RIT leading NASA-funded supermassive black hole research

RIT scientists will be the lead researchers on a $1.8 million NASA grant to study electromagnetic signals from merging supermassive black holes.

RIT’s Manuela Campanelli, Distinguished Professor in the School of Mathematics and Statistics and director of the Center for Computational Relativity and Gravitation, will lead the collaborative project with help from Yosef Zlochower, professor in the School of Mathematics and Statistics. The project will also include researchers from the University of Idaho, Johns Hopkins University, and the Goddard Space Flight Center.

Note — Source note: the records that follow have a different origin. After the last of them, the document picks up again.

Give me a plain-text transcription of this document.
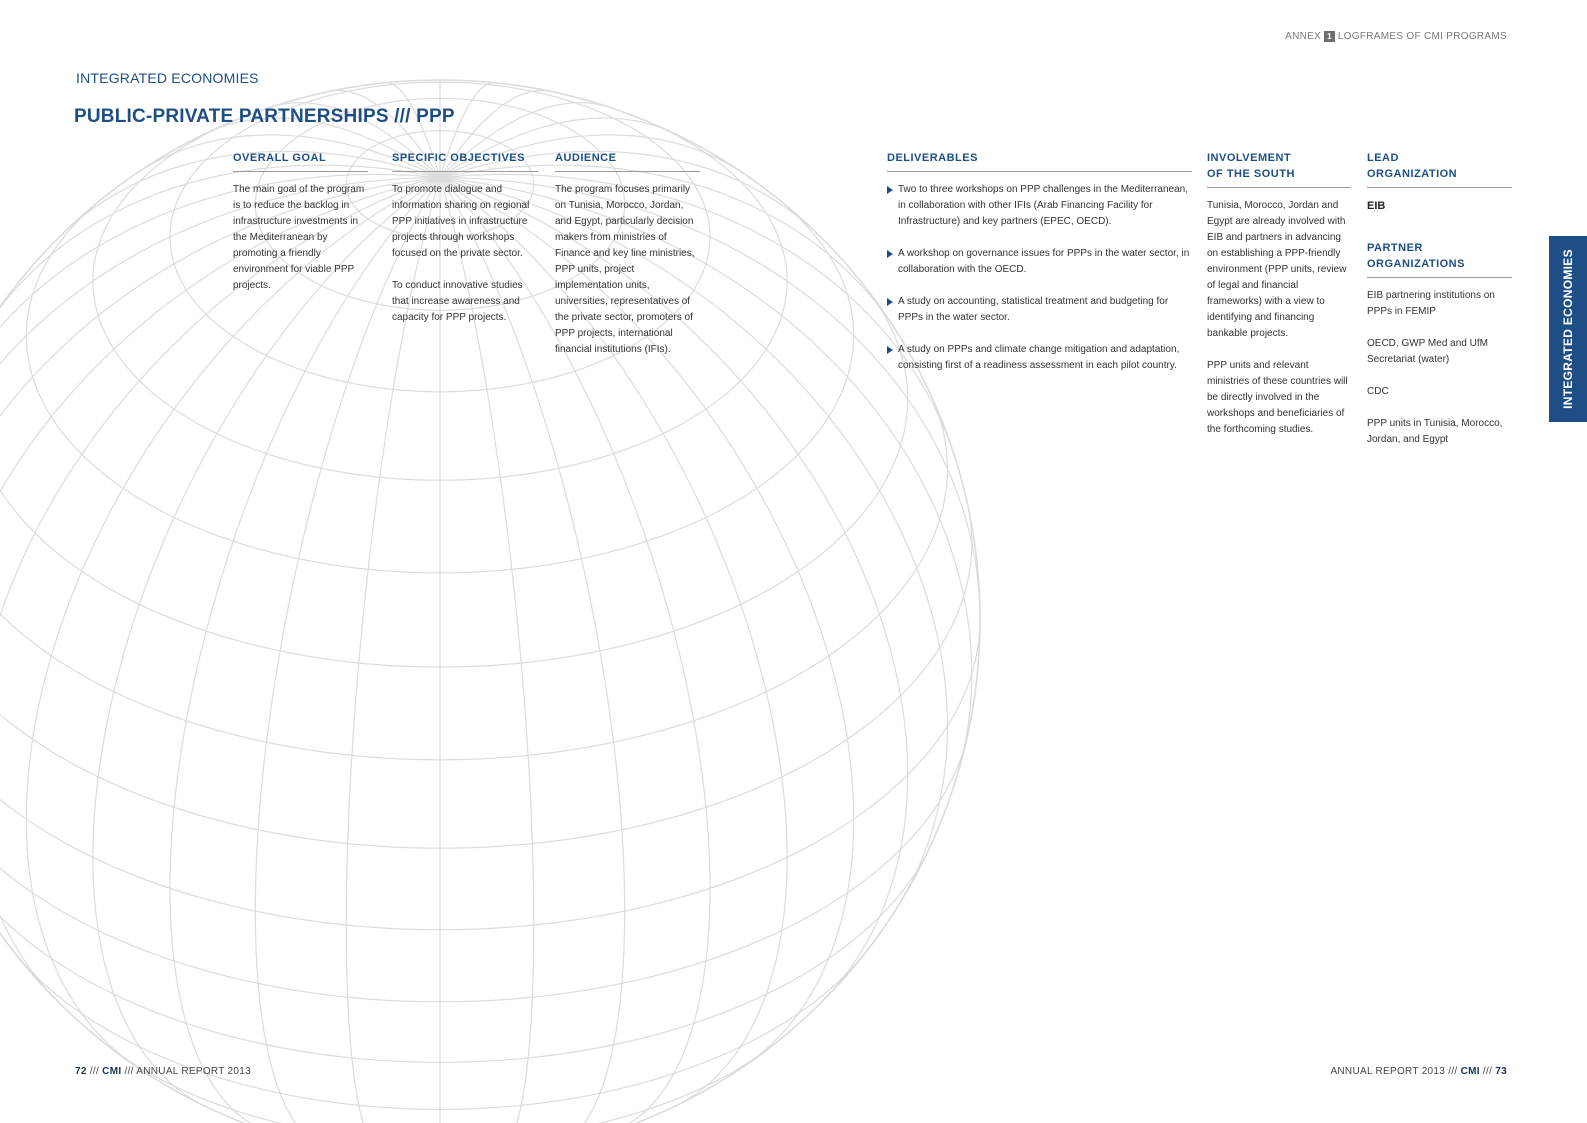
ANNEX 1 LOGFRAMES OF CMI PROGRAMS
INTEGRATED ECONOMIES
PUBLIC-PRIVATE PARTNERSHIPS /// PPP
OVERALL GOAL

The main goal of the program is to reduce the backlog in infrastructure investments in the Mediterranean by promoting a friendly environment for viable PPP projects.

SPECIFIC OBJECTIVES

To promote dialogue and information sharing on regional PPP initiatives in infrastructure projects through workshops focused on the private sector.

To conduct innovative studies that increase awareness and capacity for PPP projects.

AUDIENCE

The program focuses primarily on Tunisia, Morocco, Jordan, and Egypt, particularly decision makers from ministries of Finance and key line ministries, PPP units, project implementation units, universities, representatives of the private sector, promoters of PPP projects, international financial institutions (IFIs).

DELIVERABLES
Two to three workshops on PPP challenges in the Mediterranean, in collaboration with other IFIs (Arab Financing Facility for Infrastructure) and key partners (EPEC, OECD).
A workshop on governance issues for PPPs in the water sector, in collaboration with the OECD.
A study on accounting, statistical treatment and budgeting for PPPs in the water sector.
A study on PPPs and climate change mitigation and adaptation, consisting first of a readiness assessment in each pilot country.
INVOLVEMENT
OF THE SOUTH

Tunisia, Morocco, Jordan and Egypt are already involved with EIB and partners in advancing on establishing a PPP-friendly environment (PPP units, review of legal and financial frameworks) with a view to identifying and financing bankable projects.

PPP units and relevant ministries of these countries will be directly involved in the workshops and beneficiaries of the forthcoming studies.

LEAD
ORGANIZATION

EIB

PARTNER
ORGANIZATIONS

EIB partnering institutions on PPPs in FEMIP

OECD, GWP Med and UfM Secretariat (water)

CDC

PPP units in Tunisia, Morocco, Jordan, and Egypt

INTEGRATED ECONOMIES
72 /// CMI /// ANNUAL REPORT 2013	ANNUAL REPORT 2013 /// CMI /// 73
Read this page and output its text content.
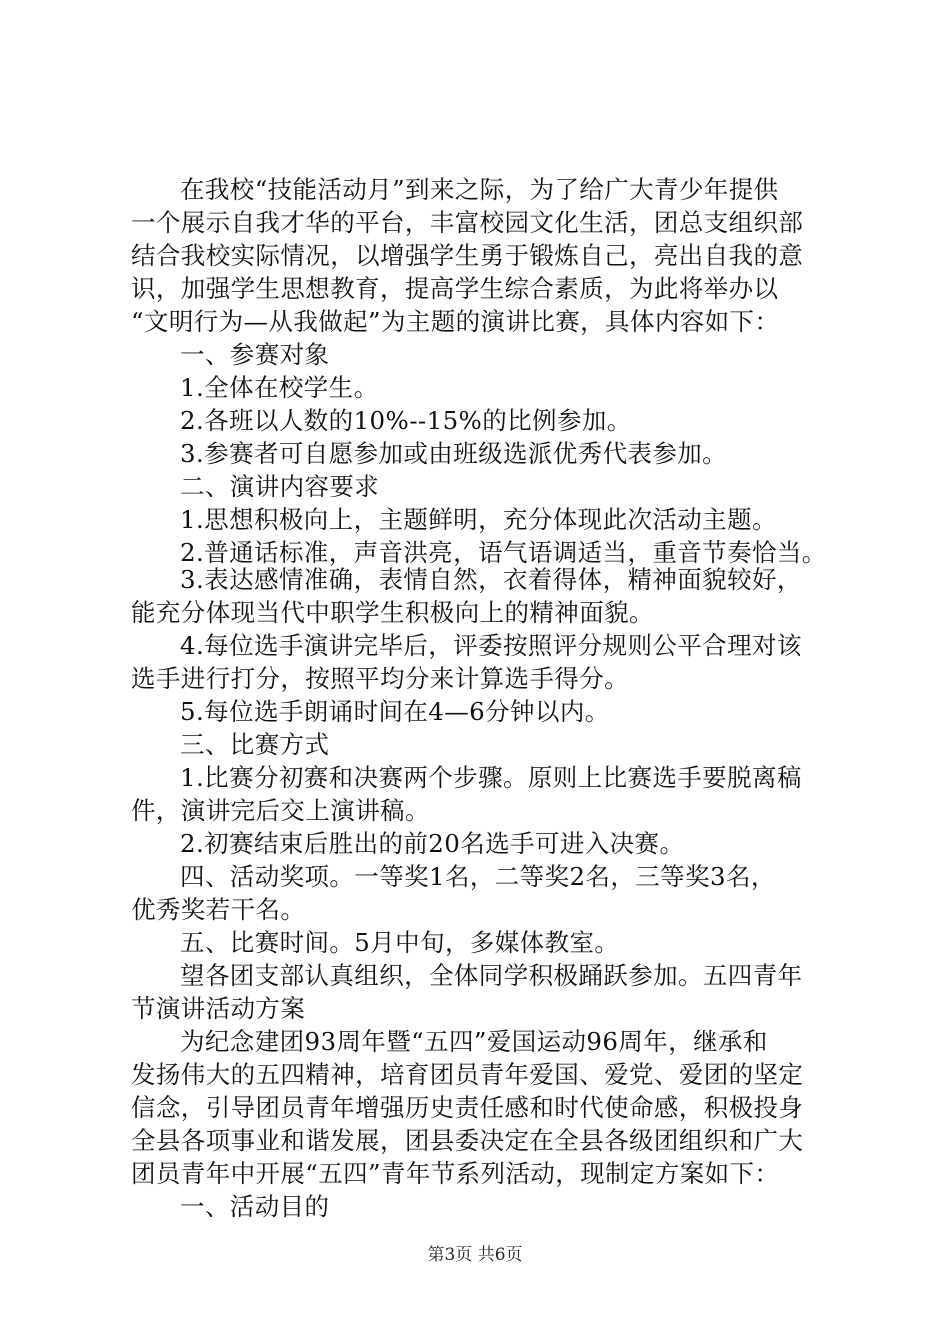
在我校“技能活动月”到来之际，为了给广大青少年提供
一个展示自我才华的平台，丰富校园文化生活，团总支组织部
结合我校实际情况，以增强学生勇于锻炼自己，亮出自我的意
识，加强学生思想教育，提高学生综合素质，为此将举办以
“文明行为—从我做起”为主题的演讲比赛，具体内容如下：
一、参赛对象
1.全体在校学生。
2.各班以人数的10%--15%的比例参加。
3.参赛者可自愿参加或由班级选派优秀代表参加。
二、演讲内容要求
1.思想积极向上，主题鲜明，充分体现此次活动主题。
2.普通话标准，声音洪亮，语气语调适当，重音节奏恰当。
3.表达感情准确，表情自然，衣着得体，精神面貌较好，
能充分体现当代中职学生积极向上的精神面貌。
4.每位选手演讲完毕后，评委按照评分规则公平合理对该
选手进行打分，按照平均分来计算选手得分。
5.每位选手朗诵时间在4—6分钟以内。
三、比赛方式
1.比赛分初赛和决赛两个步骤。原则上比赛选手要脱离稿
件，演讲完后交上演讲稿。
2.初赛结束后胜出的前20名选手可进入决赛。
四、活动奖项。一等奖1名，二等奖2名，三等奖3名，
优秀奖若干名。
五、比赛时间。5月中旬，多媒体教室。
望各团支部认真组织，全体同学积极踊跃参加。五四青年
节演讲活动方案
为纪念建团93周年暨“五四”爱国运动96周年，继承和
发扬伟大的五四精神，培育团员青年爱国、爱党、爱团的坚定
信念，引导团员青年增强历史责任感和时代使命感，积极投身
全县各项事业和谐发展，团县委决定在全县各级团组织和广大
团员青年中开展“五四”青年节系列活动，现制定方案如下：
第3页 共6页
一、活动目的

The team will combine astrophysical knowledge with state-of-the-art simulations to study the gas flows surrounding binary black hole systems. The main goal of these simulations is to accurately predict the light signatures associated with these binary black holes, which is crucial for identifying and understanding these mysterious cosmic events. The findings will provide valuable insights into the formation and evolution of galaxies and contribute significantly to advancements in astronomy.

“This project aims to drive major steps forward in our understanding of supermassive black holes spiraling into one another at the core of a merged galaxy,” explained Campanelli. “The combined expertise of our team will pave the way for new discoveries.”

The research will have a profound impact on understanding cosmological evolution and will play a critical role in identifying and locating supermassive black hole binaries. Advanced simulations and the world’s largest supercomputers will support the investigations. Lorenzo Ennoggi, an astrophysical sciences and technology Ph.D. student, is also part of the RIT team.

"We have developed all the necessary tools to perform these very challenging simulations, and we are ready to start our investigations,” said Ennoggi. “This is unexplored territory, so whatever we find will be entirely new."

Studying how black holes merge when galaxies collide will help scientists further understand how galaxies form and evolve. By focusing on the behavior of gas and matter as they are drawn into black holes at various stages of the galaxy merger, the research team aims to create the most accurate and realistic predictions of light signals to date.